YouJiacheng commented 8 months ago

Totally agree, deterministic decoder versus stochastic generator can make a large difference. LDM uses a deterministic decoder, DiffAE uses a stochastic generator based on gaussian diffusion, and RCG(+MAGE) uses a stochastic generator based on random masking. BTW, LDM-4's latent is 64*64*3 instead of 16*16*c according to the original paper.

Thanks again for your very helpful discussion. At the beginning I largely underestimated the significance and novelty of this work. Now I have a much better understanding of RCG.

LTH14 commented 8 months ago

Thanks for the insightful discussion! We hope this paper could open the door for a more general design choice for generative models, which does not rely on labeled data and could be extended to other modalities. We've already updated the Arxiv version according to our discussion and the new version should be out on Sunday.

kayson-tihoi commented 8 months ago

Are compared methods randomly picked? :-) In the paper with code benchmark image image 2,8(ICCV23),9(NeurIPS23),22/23 are with ViT backbones.

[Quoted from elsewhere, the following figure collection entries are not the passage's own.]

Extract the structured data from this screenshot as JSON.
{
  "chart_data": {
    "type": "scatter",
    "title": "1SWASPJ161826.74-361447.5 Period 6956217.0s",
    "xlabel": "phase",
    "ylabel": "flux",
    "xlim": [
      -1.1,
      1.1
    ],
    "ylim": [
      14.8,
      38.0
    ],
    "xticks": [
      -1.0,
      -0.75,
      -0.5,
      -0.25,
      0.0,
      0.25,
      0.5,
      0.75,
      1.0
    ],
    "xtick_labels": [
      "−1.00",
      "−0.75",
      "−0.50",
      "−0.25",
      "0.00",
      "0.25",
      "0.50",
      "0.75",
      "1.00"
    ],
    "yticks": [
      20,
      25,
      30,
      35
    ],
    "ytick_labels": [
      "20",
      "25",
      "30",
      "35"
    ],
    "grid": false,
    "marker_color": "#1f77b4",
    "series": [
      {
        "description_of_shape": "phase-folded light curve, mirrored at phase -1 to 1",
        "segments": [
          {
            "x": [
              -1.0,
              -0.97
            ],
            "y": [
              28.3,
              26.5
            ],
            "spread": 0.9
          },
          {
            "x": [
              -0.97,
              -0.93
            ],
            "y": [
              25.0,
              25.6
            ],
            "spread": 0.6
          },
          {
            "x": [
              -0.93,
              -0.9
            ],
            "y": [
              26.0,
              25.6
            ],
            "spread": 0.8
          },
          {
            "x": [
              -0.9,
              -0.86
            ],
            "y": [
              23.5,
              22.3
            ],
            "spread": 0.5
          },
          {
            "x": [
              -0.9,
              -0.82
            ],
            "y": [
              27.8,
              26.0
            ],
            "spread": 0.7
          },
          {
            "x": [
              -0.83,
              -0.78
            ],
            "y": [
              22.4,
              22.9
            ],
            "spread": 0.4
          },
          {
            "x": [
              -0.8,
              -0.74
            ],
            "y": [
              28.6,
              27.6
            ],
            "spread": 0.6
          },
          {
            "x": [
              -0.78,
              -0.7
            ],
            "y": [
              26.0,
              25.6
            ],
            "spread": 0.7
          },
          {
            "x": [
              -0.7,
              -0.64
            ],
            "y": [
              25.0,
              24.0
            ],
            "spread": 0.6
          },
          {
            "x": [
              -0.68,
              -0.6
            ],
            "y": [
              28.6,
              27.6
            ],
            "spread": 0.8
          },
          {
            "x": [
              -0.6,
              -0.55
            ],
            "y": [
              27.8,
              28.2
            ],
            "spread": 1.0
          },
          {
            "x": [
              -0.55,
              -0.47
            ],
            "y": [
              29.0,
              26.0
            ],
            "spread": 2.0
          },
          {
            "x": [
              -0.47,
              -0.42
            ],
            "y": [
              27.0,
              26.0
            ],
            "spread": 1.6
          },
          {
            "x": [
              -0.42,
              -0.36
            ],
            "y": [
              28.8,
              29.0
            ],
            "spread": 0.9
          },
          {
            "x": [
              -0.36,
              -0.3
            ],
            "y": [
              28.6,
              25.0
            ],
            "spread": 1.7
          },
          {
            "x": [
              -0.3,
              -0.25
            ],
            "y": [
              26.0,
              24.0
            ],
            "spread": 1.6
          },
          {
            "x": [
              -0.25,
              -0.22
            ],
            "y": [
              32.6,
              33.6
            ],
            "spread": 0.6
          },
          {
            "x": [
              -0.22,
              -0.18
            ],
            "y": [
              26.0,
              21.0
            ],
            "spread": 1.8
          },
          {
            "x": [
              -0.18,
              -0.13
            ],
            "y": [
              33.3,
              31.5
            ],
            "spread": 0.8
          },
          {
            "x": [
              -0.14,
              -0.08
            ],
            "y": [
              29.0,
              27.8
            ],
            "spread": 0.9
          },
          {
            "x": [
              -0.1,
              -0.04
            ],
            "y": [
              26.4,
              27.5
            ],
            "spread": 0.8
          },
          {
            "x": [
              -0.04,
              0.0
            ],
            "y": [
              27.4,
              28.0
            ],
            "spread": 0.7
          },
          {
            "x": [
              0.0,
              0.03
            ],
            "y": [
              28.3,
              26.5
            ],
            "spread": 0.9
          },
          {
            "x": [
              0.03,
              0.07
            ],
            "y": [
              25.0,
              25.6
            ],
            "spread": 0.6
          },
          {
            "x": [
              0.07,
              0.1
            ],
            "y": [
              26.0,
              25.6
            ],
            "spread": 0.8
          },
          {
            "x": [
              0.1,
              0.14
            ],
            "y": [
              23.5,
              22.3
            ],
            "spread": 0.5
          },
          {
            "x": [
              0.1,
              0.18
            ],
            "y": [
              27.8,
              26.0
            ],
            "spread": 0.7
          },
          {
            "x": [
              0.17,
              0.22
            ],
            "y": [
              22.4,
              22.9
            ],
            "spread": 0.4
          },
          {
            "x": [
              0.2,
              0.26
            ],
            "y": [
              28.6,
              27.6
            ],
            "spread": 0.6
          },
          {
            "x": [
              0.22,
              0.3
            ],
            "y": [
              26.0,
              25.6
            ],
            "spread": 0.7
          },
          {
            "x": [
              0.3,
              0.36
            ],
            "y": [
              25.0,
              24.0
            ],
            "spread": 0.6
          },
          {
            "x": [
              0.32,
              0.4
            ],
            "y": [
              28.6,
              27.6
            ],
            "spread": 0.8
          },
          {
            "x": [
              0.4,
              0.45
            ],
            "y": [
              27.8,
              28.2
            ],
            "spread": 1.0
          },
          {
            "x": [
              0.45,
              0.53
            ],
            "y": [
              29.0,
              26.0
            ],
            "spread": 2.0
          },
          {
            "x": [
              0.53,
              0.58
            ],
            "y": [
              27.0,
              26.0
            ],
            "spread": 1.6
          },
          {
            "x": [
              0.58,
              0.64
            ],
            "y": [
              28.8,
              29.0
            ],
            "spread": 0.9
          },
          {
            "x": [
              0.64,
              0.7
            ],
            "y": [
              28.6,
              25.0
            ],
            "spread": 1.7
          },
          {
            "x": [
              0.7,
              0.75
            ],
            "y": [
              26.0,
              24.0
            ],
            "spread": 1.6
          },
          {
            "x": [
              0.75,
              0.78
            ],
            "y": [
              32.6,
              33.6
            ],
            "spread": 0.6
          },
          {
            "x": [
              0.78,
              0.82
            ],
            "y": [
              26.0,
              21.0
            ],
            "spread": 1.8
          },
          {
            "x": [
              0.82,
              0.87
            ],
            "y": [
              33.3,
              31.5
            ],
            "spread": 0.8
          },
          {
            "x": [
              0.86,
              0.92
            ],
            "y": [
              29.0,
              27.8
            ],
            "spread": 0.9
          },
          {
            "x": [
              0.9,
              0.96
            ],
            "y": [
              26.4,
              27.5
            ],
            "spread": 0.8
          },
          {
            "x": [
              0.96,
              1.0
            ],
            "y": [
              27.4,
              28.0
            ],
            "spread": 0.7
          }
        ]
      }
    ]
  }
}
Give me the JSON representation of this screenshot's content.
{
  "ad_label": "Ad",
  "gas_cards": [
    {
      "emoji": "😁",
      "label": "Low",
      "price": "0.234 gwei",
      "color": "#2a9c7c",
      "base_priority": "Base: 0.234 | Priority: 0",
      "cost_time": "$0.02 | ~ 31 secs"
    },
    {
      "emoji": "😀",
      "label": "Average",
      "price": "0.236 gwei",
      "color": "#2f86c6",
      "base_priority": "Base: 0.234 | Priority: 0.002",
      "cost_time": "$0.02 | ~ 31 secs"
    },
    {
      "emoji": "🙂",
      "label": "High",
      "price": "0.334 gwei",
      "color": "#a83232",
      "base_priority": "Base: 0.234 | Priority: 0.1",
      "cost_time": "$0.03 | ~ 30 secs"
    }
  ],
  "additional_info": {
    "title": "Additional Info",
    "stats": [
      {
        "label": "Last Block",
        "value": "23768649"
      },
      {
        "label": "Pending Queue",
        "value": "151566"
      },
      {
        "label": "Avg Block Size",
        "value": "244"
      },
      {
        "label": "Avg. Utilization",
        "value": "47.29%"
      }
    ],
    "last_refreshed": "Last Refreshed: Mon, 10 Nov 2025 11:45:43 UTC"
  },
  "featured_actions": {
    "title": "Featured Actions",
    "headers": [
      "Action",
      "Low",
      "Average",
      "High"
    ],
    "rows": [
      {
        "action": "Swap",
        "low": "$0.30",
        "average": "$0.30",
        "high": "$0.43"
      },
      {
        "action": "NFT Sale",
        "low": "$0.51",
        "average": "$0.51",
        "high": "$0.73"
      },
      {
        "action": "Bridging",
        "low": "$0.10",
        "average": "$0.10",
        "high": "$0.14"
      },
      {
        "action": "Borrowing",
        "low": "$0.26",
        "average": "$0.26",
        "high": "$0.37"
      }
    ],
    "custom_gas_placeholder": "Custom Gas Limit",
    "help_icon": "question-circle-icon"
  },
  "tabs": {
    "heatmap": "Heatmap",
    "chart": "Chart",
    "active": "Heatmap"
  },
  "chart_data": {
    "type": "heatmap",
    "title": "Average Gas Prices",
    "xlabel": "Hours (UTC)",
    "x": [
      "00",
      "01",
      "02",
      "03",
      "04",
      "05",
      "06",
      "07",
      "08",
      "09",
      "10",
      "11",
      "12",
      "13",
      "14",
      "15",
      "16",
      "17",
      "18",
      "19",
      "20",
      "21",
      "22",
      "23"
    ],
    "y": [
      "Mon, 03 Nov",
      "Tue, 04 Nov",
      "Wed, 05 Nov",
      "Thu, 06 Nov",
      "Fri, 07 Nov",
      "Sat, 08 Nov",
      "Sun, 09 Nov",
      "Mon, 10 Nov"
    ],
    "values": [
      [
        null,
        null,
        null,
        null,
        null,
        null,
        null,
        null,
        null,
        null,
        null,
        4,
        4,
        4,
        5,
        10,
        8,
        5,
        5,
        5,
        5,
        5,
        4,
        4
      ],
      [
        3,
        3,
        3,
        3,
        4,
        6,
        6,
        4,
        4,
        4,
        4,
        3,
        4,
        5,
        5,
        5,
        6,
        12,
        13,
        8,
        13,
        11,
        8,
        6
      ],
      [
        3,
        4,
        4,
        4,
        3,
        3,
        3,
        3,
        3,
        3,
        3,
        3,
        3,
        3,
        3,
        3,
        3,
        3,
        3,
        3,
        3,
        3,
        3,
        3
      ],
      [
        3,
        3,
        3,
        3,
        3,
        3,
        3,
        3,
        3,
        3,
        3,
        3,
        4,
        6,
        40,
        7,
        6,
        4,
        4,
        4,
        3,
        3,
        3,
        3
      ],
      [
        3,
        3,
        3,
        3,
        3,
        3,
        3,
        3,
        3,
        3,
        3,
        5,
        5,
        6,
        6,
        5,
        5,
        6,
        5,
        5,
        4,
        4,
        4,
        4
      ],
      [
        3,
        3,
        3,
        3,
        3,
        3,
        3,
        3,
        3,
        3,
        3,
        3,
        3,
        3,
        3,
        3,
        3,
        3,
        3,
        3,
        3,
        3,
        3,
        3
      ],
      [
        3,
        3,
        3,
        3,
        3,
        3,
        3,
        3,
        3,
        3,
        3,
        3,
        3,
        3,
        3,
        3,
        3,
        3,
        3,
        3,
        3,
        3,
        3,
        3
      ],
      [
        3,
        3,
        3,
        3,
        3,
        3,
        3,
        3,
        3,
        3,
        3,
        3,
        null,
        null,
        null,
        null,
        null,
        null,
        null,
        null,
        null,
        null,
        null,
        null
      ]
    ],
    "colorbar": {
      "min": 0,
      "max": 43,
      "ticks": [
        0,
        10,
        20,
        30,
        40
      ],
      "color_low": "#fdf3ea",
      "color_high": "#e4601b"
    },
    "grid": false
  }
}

LTH14 commented 8 months ago

@kayson-tihoi We report representative and state-of-the-art methods in the literature for our comparison. Some of the 1-9 papers are under peer review (1, 2, 3, 6, 7), so we include 4 in our comparison as the state-of-the-art. In Table 1, we compare RCG with state-of-the-art class-conditional and class-unconditional methods without guidance, showing RCG achieving superior performance. For Table 2, we compare RCG with representative (and also state-of-the-art) class-conditional methods with guidance, including MDT, DiT, ADM, LDM, showing RCG achieves comparable results.